Tuesday, April 26, 2016

Analisa Awal : Menjajaki Indonesia - EU Comprehensive Economic Partnership Agreement (CEPA)



Kunjungan Presiden Joko Widodo ke beberapa negara Eropa menjadi indikasi pentingnya hubungan antara Indonesia dan negara-negara yang tergabung dalam Uni Eropa. Dalam lima tahun belakangan, negara-negara Uni Eropa (UE) merupakan sumber investasi asing terbesar ketiga di Indonesia setelah Singapura dan Jepang. Sebagian besar investasi itu berasal dari Jerman, Belanda, dan Inggris, yang termasuk dalam agenda kunjungan ini. Lebih lagi, sebagian besar investasi tersebut berada pada sektor sekunder, seperti pengolahan produk makanan dan kimia dasar, dan pada sektor jasa, termasuk logistik, keuangan, dan hotel, yang dapat memberikan kontribusi lebih besar bagi perekonomian.

Belum optimal

Komplementaritas yang tinggi membuat banyak peluang untuk hubungan ekonomi yang lebih kuat. Namun, komplementaritas tersebut belum dapat dimanfaatkan dengan optimal. Statistik menunjukkan, perdagangan antara keduanya cenderung stagnan. Produk-produk Indonesia juga cenderung kehilangan pangsa di pasar Eropa. Jika pada awal 2000-an pangsa pasar produk Indonesia di atas 1 persen, saat ini hanya sekitar 0,8 persen. Indonesia cenderung kehilangan pangsa pada banyak produk yang pasarnya berkembang pesat, seperti tekstil dan pakaian yang tumbuh 5 persen per tahun. Begitu pula produk seperti furnitur dan beberapa produk elektronik. Beberapa produk andalan Indonesia juga tidak mempunyai pangsa pasar tinggi. Kebanyakan hanya mempunyai pangsa pasar kurang dari 2 persen.

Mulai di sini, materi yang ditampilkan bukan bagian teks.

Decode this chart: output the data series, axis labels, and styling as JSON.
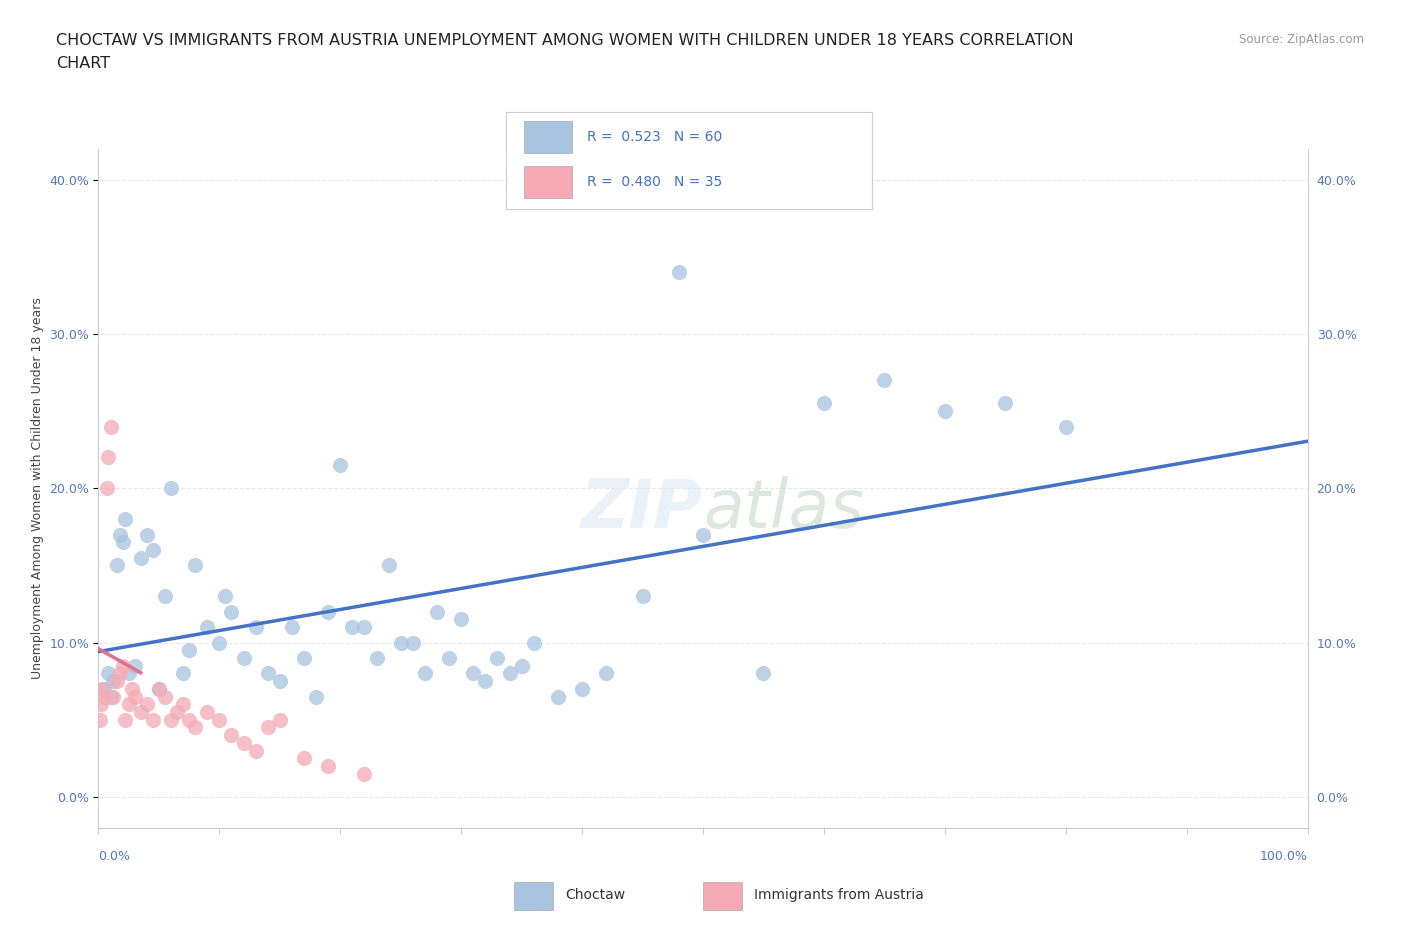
{
  "title_line1": "CHOCTAW VS IMMIGRANTS FROM AUSTRIA UNEMPLOYMENT AMONG WOMEN WITH CHILDREN UNDER 18 YEARS CORRELATION",
  "title_line2": "CHART",
  "source": "Source: ZipAtlas.com",
  "ylabel": "Unemployment Among Women with Children Under 18 years",
  "watermark": "ZIPatlas",
  "choctaw_R": 0.523,
  "choctaw_N": 60,
  "austria_R": 0.48,
  "austria_N": 35,
  "choctaw_color": "#a8c4e0",
  "austria_color": "#f4aab5",
  "choctaw_line_color": "#4472c4",
  "austria_line_color": "#e07090",
  "background_color": "#ffffff",
  "grid_color": "#e8e8e8",
  "ytick_labels": [
    "0.0%",
    "10.0%",
    "20.0%",
    "30.0%",
    "40.0%"
  ],
  "ytick_values": [
    0,
    10,
    20,
    30,
    40
  ],
  "xlim": [
    0,
    100
  ],
  "ylim": [
    -2,
    42
  ],
  "choctaw_x": [
    0.5,
    0.8,
    1.0,
    1.2,
    1.5,
    1.8,
    2.0,
    2.2,
    2.5,
    3.0,
    3.5,
    4.0,
    4.5,
    5.0,
    5.5,
    6.0,
    7.0,
    7.5,
    8.0,
    9.0,
    10.0,
    10.5,
    11.0,
    12.0,
    13.0,
    14.0,
    15.0,
    16.0,
    17.0,
    18.0,
    19.0,
    20.0,
    21.0,
    22.0,
    23.0,
    24.0,
    25.0,
    26.0,
    27.0,
    28.0,
    29.0,
    30.0,
    31.0,
    32.0,
    33.0,
    34.0,
    35.0,
    36.0,
    38.0,
    40.0,
    42.0,
    45.0,
    48.0,
    50.0,
    55.0,
    60.0,
    65.0,
    70.0,
    75.0,
    80.0
  ],
  "choctaw_y": [
    7.0,
    8.0,
    6.5,
    7.5,
    15.0,
    17.0,
    16.5,
    18.0,
    8.0,
    8.5,
    15.5,
    17.0,
    16.0,
    7.0,
    13.0,
    20.0,
    8.0,
    9.5,
    15.0,
    11.0,
    10.0,
    13.0,
    12.0,
    9.0,
    11.0,
    8.0,
    7.5,
    11.0,
    9.0,
    6.5,
    12.0,
    21.5,
    11.0,
    11.0,
    9.0,
    15.0,
    10.0,
    10.0,
    8.0,
    12.0,
    9.0,
    11.5,
    8.0,
    7.5,
    9.0,
    8.0,
    8.5,
    10.0,
    6.5,
    7.0,
    8.0,
    13.0,
    34.0,
    17.0,
    8.0,
    25.5,
    27.0,
    25.0,
    25.5,
    24.0
  ],
  "austria_x": [
    0.3,
    0.5,
    0.7,
    0.8,
    1.0,
    1.2,
    1.5,
    1.8,
    2.0,
    2.2,
    2.5,
    2.8,
    3.0,
    3.5,
    4.0,
    4.5,
    5.0,
    5.5,
    6.0,
    6.5,
    7.0,
    7.5,
    8.0,
    9.0,
    10.0,
    11.0,
    12.0,
    13.0,
    14.0,
    15.0,
    17.0,
    19.0,
    22.0,
    0.2,
    0.1
  ],
  "austria_y": [
    7.0,
    6.5,
    20.0,
    22.0,
    24.0,
    6.5,
    7.5,
    8.0,
    8.5,
    5.0,
    6.0,
    7.0,
    6.5,
    5.5,
    6.0,
    5.0,
    7.0,
    6.5,
    5.0,
    5.5,
    6.0,
    5.0,
    4.5,
    5.5,
    5.0,
    4.0,
    3.5,
    3.0,
    4.5,
    5.0,
    2.5,
    2.0,
    1.5,
    6.0,
    5.0
  ]
}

Teori ekonomi menjelaskan, perdagangan antara negara yang berjauhan memang relatif lebih kecil dibandingkan yang berdekatan. Namun, tingkat pembangunan ekonomi yang berbeda dan besarnya perekonomian akan mendorong perdagangan yang lebih intensif. Studi CSIS (2014) mengenai Indonesia dan UE menunjukkan, hubungan perdagangan keduanya masih di bawah potensial. Salah satu permasalahan utama, kurangnya kemampuan produk Indonesia memenuhi standar dan ketentuan yang berlaku di Eropa. Negara UE memang menetapkan aturan yang ketat dalam menjamin perlindungan konsumen, kesehatan, serta lingkungan dalam produk yang diperjualbelikan.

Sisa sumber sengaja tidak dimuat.